Wilson is driving. He’s got a new truck with leather seats. He doesn’t have a car phone, even though he sells them. He’s read that they cause brain cancer, and so instead all he has is a digital pager, which records the number of messages coming into his answering machine back in Houston. Wilson bought a computer program that pointed out to him that, based on last year’s data, each incoming phone call brings him—on the average—another $152.18 of business.
The pager is hooked to the sun visor of his truck, and each time it goes off—a rapid series of beeps and clicks—all three men whoop and tally the total: Dave counting with true gusto, elated for his little brother, and Artie sick with green envy but happy at the thought that at least somebody, somewhere, is getting gouged.
It’s a lot of work for Wilson to go out and answer each of those calls—to drive out and fix whatever’s wrong with the system or to install a new one—but he does it. He has no employees. He’s a one-man show. He won’t even be twenty-nine for another ten months. It makes him seem richer than he already is, though in his mind, it’s a little bit like he’s drowning, or gasping for air—like he can’t quite get enough air—and he doesn’t like that feeling, and he’s trying not to worry about the business so much.
Fishing trips, such as this one, with his brother, help.
…
Even though it is still an hour before daylight, the pager’s going off about every ten minutes. If the pager gets too full—it will hold only a certain number of messages, depending on their length—Wilson can stop and get out and make a few calls from a pay phone, but he hopes that doesn’t happen today.
As they drive, all Artie talks about—sitting in the back seat and watching the digital glow of the pager, waiting for its red light to blink in the dark, waiting for the beeping to go off again—is his and Dave’s work. Even though they saw each other on Friday, they go over it again, shooting the shit about each employee in the office—talking about their work in the familiar but also exploratory manner of raccoons crouched by the side of a creek, fishing for mussels in the night: turning them over with their paws, feeling every ridge, every bump. There is the one who is getting fired, and the one who does not get her reports in on time. There is the good-looking one and the plain one. There is the asshole and the brown-noser, and they laugh and talk about the brown-noser for a while.
Then they talk about the handsome one, whom they dislike intensely because he is arrogant, and finally, after several miles, they settle on the scapegoat, the gullible one, Clifford.
They savage Clifford; it is as if he is meat and they are eating him. It is as if they are cutting him up and swallowing him. Every week there is something new that Clifford’s done, or which they’ve done to Clifford, some small thing to share and to revel over. This morning Artie is telling Dave about how he bad-mouthed Clifford’s new truck, a Chevy, as not being nearly as strong as Artie’s old truck, a Dodge.

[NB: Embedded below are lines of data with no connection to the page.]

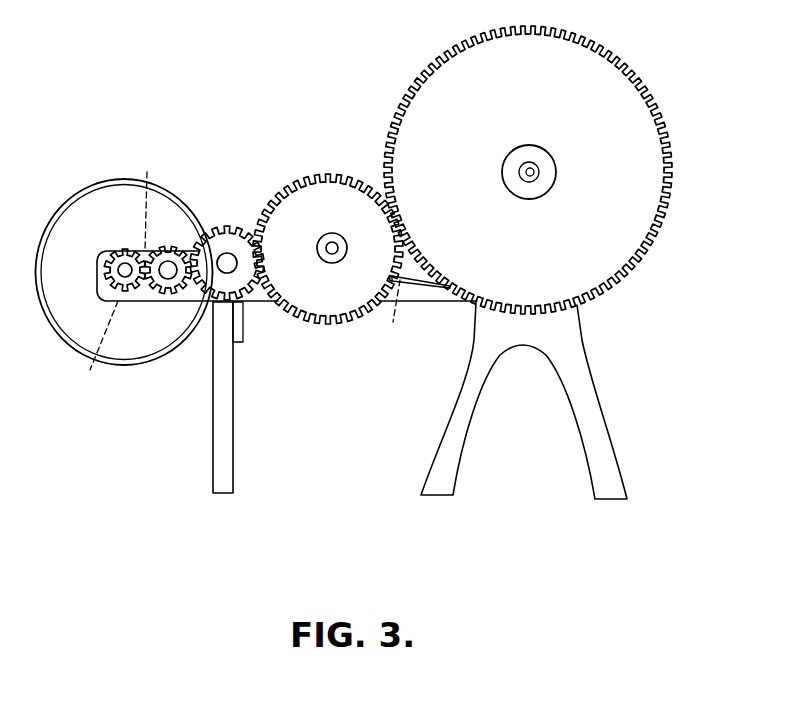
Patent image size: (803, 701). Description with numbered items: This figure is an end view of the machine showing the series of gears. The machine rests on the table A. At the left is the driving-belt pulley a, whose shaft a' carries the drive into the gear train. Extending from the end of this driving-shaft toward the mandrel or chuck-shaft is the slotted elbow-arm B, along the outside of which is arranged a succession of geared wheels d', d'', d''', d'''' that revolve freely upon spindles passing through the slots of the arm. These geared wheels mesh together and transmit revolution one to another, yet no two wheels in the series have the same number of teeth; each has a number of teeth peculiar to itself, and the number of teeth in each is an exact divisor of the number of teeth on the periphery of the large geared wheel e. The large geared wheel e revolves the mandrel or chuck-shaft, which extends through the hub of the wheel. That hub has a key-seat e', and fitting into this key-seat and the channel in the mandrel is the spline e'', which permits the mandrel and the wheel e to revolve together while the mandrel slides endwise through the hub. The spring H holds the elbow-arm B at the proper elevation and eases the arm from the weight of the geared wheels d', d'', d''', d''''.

The driving-belt pulley a is at (124, 272).
The shaft a' is at (101, 345).
The elbow-arm B is at (146, 199).
The geared wheel d' is at (121, 267).
The geared wheel d'' is at (165, 267).
The geared wheel d''' is at (224, 258).
The geared wheel d'''' is at (309, 240).
The large geared wheel e is at (490, 180).
The key-seat e' is at (539, 166).
The spline e'' is at (551, 179).
The table A is at (420, 296).
The spring H is at (388, 315).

“Oh, he was hot!” Artie hoots. “He started stuttering and saying that all his friends who had horses and who trailered them out to the country each weekend used Chevys, and I interrupted him and said, ‘Well, yeah, they’re okay trucks for little weekend pullers.’” Artie imitates the brush-away hand-waving motion he’d given Clifford—and Dave laughs, too.
“Weekend pullers,” Dave says. “That’s a good one. Him and those damn horses.”
Clifford, who is slightly ahead of them in hierarchy, though not a real boss, has been going out to the new racetrack by the airport and has been buying the bargain horses, the ones that are not quite fast enough.
“It’s like a compulsion,” Artie says. “He’s bought about fifty of them so far, and he doesn’t show any fucking sign of stopping.”
“I could kill him,” Dave says, from out of the blue.
Wilson looks at his brother in surprise. Artie laughs a mean laugh.
“I had to go over to his house for a barbecue once, while you were out of town,” Dave tells Artie. “Some bullshit office party. He had just been out to the racetrack that day and had brought home two more horses. He had them in his back yard and was feeding them apples and hay and making everyone touch them,” Dave says. “He kept making everyone pat their flanks, their rumps. ‘Feel that,’ he’d say, ‘Feel how hard that is.’ I’d never seen such sad pieces of shit in all my life. He says he’s going to sell them as polo ponies. He thinks that because they almost ran races, they’re some kind of super-horses, and always will be. He thinks almost is real close, instead of real far.
“When he comes in my office to ask me something,” Dave goes on, “the first thing I ask him, right away, before he can say anything, is ‘How long are you going to be in here?’”
“You tell him that?” Artie says.
“Hell yes,” says Dave. “He doesn’t like it, but there’s nothing he can do. Just because he’s above me doesn’t mean he can fire me. Besides, he doesn’t know shit. He’s always asking people to help him fill out his reports. He’ll ask the same question five days in a row.”
“He does that, doesn’t he?” Artie says. “Asks the same question twice.” Artie’s speaking slowly now, and where before he had a kind of cocksure glittering anger in his dark eyes, doubt is now starting to seep in, and it comes into his voice, too, a change that is so noticeable that Wilson, driving, looks in the rearview mirror to see what’s going on.